Unions are supportive of the House health care reform bill , even though as a practical matter the bills discriminate against union workers. If you want to focus on health insurance, union workers have done very well. According to the Employee Benefit Research Institute, in 2003, overall, 95.4 percent of union workers had employment-based health benefits, compared with 77.8 percent of nonunion workers. Only 2.5 percent of union workers were uninsured in September 2003, compared with 15 percent of nonunion workers. So good for them. Union workers, by and large, are not passing off costs to other Americans by being uninsured. I elaborate on these points in the related blogs below
Most All Working Union Brothers and Sisters are not Eligible for Subsidies under the House and Senate Bills
The House and Senate Bills Create Pressure for Outsourcing and Reduction in Lower Wage Positions in Larger Employers
Just to be clear, those employees, even if low income, will not be eligible under the House and Senate bills for the individual affordability credit. Union leaders are fighting to have government subsidize non-union workers, but provide nothing for union workers. Is it just a brilliant piece of selflessness?
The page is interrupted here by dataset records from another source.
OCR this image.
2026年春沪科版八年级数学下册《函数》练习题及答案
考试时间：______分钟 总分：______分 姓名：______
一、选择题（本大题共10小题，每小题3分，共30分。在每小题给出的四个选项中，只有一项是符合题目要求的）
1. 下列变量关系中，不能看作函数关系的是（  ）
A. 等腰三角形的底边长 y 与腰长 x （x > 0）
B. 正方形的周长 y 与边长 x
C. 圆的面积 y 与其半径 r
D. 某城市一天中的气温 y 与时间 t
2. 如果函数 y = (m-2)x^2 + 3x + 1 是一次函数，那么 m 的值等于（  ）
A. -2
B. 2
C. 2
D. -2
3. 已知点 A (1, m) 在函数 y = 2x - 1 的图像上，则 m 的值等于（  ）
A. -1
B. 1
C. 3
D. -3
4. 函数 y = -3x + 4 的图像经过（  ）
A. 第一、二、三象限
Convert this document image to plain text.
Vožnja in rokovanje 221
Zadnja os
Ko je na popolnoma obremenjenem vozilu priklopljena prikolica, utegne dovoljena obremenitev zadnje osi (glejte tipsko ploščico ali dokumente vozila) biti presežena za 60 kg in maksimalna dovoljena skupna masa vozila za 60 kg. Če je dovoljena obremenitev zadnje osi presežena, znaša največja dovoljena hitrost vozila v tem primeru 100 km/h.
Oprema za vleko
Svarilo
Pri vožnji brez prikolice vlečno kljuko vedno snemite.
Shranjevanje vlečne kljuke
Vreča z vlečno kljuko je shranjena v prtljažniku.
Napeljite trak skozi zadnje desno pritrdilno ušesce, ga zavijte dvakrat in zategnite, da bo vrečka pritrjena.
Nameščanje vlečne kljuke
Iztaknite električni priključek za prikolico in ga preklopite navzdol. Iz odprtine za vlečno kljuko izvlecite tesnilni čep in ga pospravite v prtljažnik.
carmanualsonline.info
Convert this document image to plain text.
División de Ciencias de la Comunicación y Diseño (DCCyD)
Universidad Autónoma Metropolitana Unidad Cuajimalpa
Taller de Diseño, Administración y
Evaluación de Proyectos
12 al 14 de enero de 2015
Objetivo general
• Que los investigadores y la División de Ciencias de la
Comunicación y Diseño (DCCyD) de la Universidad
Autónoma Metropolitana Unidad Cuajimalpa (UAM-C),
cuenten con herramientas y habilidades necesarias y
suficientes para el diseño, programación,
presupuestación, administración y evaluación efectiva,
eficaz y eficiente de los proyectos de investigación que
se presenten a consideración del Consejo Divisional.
Unions support legislation that will promoting outsourcing to non-union workers. Is it just a brilliant piece of selflessness?
Now comes the Baucus bill with its excise tax on employer-sponsored high value plans. Many of these plans are union plans. There are also new taxes on health sector entities that will be passed on to union workers in private plans. More bad provisions for union workers. At some point the substantive negative impact on union workers would need to outweigh the political affiliation of their leadership. But that will only happen when the substance is understood by union workers. And Richard Trumka and the union leadership do not appear intent on educating them.